At the end of trading at the Nation’s Capital Market last week, the NGX All-Share Index and Market Capitalization appreciated by 2.13% to close the week at 54,949.21 and N29.934 trillion respectively.
Similarly, all other indices finished higher with the exception of NGX Sovereign Bond index which depreciated by 0.07%, while the NGX Insurance and NGX ASeM indices closed flat.
A total turnover of 799.848 million shares worth N29.354 billion in 14,194 deals was traded this week by investors on the floor of the Exchange, in contrast to a total of 751.990 million shares valued at N20.575 billion that exchanged hands last week in 15,822 deals.
The Financial Services Industry (measured by volume) led the activity chart with 480.122 million shares valued at N6.129 billion traded in 6,319 deals; thus contributing 60.03% and 20.88% to the total equity turnover volume and value respectively.
The Utilities Industry followed with 126.882 million shares worth N12.940 billion in 289 deals. The third place was the ICT Industry, with a turnover of 54.012 million shares worth N5.930 billion in 1,575 deals.
Trading in the top three equities namely Geregu Power Plc, Guaranty Trust Holding Company Plc and Zenith Bank Plc. (measured by volume) accounted for 307.755 million shares worth N17.489 billion in 2,325 deals, contributing 38.48% and 59.58% to the total equity turnover volume and value respectively.
Thirty-nine (39) equities appreciated in price during the week higher than thirty-six (36) equities in the previous week.
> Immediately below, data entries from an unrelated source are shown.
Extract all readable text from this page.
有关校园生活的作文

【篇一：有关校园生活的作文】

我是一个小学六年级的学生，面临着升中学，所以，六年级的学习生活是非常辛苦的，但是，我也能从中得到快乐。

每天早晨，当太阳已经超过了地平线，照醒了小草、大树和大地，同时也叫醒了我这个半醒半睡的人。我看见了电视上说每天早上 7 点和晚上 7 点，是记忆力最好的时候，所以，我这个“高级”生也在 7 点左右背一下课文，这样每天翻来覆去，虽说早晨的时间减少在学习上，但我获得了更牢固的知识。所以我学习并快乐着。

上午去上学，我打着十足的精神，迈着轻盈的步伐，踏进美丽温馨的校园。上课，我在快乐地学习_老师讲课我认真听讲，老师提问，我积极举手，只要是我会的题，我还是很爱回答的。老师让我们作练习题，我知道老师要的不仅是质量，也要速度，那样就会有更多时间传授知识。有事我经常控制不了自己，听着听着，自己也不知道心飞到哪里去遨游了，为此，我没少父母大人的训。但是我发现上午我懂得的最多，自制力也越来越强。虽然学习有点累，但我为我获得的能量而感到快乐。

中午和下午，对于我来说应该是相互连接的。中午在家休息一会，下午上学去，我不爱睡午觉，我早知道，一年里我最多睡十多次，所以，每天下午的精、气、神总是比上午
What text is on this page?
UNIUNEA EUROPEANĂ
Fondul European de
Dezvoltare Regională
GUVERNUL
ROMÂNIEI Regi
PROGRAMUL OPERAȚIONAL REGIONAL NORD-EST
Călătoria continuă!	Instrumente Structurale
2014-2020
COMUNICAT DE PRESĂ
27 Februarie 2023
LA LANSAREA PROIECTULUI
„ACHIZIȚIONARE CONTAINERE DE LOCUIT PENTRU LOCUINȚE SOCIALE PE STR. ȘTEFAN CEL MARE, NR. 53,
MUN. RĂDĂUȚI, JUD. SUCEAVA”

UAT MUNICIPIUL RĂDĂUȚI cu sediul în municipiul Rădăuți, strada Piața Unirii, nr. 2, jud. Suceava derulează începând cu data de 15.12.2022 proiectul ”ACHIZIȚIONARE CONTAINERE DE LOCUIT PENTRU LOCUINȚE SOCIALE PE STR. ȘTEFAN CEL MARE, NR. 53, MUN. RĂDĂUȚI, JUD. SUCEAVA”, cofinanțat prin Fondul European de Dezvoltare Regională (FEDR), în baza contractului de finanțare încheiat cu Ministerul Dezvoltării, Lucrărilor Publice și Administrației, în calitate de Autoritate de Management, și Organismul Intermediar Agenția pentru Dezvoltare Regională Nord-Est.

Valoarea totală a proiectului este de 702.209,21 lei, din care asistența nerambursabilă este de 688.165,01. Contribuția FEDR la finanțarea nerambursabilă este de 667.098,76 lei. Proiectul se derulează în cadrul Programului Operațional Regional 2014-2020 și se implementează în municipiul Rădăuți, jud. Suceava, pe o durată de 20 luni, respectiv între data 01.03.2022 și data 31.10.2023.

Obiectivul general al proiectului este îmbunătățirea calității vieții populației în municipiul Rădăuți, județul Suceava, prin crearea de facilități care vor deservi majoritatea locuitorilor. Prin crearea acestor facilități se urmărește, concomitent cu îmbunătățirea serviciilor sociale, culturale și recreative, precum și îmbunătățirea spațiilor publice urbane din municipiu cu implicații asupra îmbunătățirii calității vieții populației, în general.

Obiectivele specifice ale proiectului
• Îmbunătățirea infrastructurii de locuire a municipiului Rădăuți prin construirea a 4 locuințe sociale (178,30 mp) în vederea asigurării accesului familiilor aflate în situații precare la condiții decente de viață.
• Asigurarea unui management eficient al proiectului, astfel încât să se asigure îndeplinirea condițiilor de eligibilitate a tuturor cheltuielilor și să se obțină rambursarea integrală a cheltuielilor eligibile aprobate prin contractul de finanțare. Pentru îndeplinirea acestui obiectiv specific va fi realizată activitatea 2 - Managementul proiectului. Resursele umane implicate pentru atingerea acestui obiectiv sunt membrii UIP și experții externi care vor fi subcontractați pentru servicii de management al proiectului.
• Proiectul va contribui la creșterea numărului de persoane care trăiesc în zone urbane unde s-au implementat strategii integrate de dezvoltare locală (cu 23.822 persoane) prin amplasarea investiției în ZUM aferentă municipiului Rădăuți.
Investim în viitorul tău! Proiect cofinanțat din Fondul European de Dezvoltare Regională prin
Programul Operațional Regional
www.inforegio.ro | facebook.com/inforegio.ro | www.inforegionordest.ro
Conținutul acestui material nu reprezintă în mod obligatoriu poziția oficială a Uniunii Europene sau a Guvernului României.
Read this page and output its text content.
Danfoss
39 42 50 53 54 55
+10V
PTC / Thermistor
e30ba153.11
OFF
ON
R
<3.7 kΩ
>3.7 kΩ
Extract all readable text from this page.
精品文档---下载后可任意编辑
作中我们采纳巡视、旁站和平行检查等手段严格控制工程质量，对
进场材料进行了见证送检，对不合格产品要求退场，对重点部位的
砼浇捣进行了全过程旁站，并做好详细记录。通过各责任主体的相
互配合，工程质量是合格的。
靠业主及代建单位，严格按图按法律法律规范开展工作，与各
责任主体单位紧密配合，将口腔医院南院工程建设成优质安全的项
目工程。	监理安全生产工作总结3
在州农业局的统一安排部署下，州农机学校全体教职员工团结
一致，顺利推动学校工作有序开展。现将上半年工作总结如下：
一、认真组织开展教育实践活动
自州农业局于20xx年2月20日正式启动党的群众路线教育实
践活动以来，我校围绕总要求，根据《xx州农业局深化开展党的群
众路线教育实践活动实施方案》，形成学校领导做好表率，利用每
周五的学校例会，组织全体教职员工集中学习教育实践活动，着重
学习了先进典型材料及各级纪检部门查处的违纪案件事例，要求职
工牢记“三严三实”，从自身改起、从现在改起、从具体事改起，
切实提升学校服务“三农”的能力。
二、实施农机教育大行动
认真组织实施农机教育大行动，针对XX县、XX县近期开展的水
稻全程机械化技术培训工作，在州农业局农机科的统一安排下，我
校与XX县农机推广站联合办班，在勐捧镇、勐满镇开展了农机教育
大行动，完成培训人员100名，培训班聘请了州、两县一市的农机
Twenty-two (22) equities depreciated in price lower than twenty-seven (27) in the previous week, while ninety-six (96) equities remained unchanged, higher than ninety-four (94) equities recorded in the previous week.
Global Economy
Meanwhile, the United States’ (US) private sector activity gathered momentum in February after seven months of decline. According to the flash estimates from S&P Global, the US Composite PMI (50.2 points vs January: 46.8 points) settled at an 8-month high in February, primarily driven by business activity, while factory activity continues to reflect a decline in production.
The Services PMI rose to 50.5 points (January: 46.8 points) – its highest print since June 2022 (52.7 points). Nonetheless, survey respondents highlighted customer hesitancy following hikes in interest rates and inflation. Elsewhere, the manufacturing PMI (47.8 points vs February: 46.9 points) remained depressed, primarily due to weak customer demand as new orders fell sharply in the review period.
While the factory activity remains in contraction, the accelerating business activity likely underscores how the upward driving force on inflation has now shifted to wages amid the resilient labour market. Hence, the US Fed could likely keep rates higher for longer, subduing the nascent overall expansion.
According to the flash estimates from S&P Global/CIPS, the UK’s overall private sector activity as measured by the Composite PMI rose above the 50-point no-change mark in February after six consecutive months of being in the contractionary territory.
The Composite PMI settled higher at 53.0 points in February (January: 48.5 points), given the increased consumer demand and improving business confidence in line with the slowdown in inflationary pressures and lower economic uncertainty. Consequently, the Services PMI (53.3 points vs January: 48.7 points) returned to growth, in line with the more robust demand for business services amid an improving global economic outlook and reduced domestic political uncertainty. At the same time, the Manufacturing PMI (49.2 points vs January: 47.0 points) settled at a 7-month high, given the recovering demand.
While the economy continues to face headwinds from rising interest rates and labour shortages, we understand that the broader business mood has been buoyed by (1) signs of peaking inflation, (2) improving supply chain, and (3) recession risks easing. Accordingly, the resilient economy and sticky inflationary pressures could prompt the Bank of England (BOE) to tighten the policy rate further.
Global Markets
Interest rates concerns remained in the driver’s seat for the global equities markets this week as investors digested minutes of the Federal Reserve’s meeting and the Personal Consumption Expenditures Price (PCE) data for further Fed actions.
Accordingly, US equities (DJIA: -2.0%; S&P 500: -1.6%) retreated as the focus remained on the Fed’s comments on interest-rate outlook. Similarly, European equities (STOXX Europe: -0.4%; FTSE 100: -1.2%) wavered as investors digested the latest Federal Reserve minutes and Eurozone inflation data (January 2023: -60bps to 8.6%).
Meanwhile, mixed sentiments dominated the Asian markets. Chinese equities (SSE: +1.3%) posted gains following mixed signals in corporate earnings from Chinese big tech companies (Alibaba and Techtronic), while the Japanese equities (Nikkei 225: -0.2%) declined, taking a cue from the selloffs on Wall Street. Likewise, the Emerging (MSCI EM: -1.2%) and Frontier (MSCI FM: -1.2%) market indices mirrored the bearish sentiments across global equities consequent upon losses in South Korea (-1.1%) and Vietnam (-1.5%), respectively.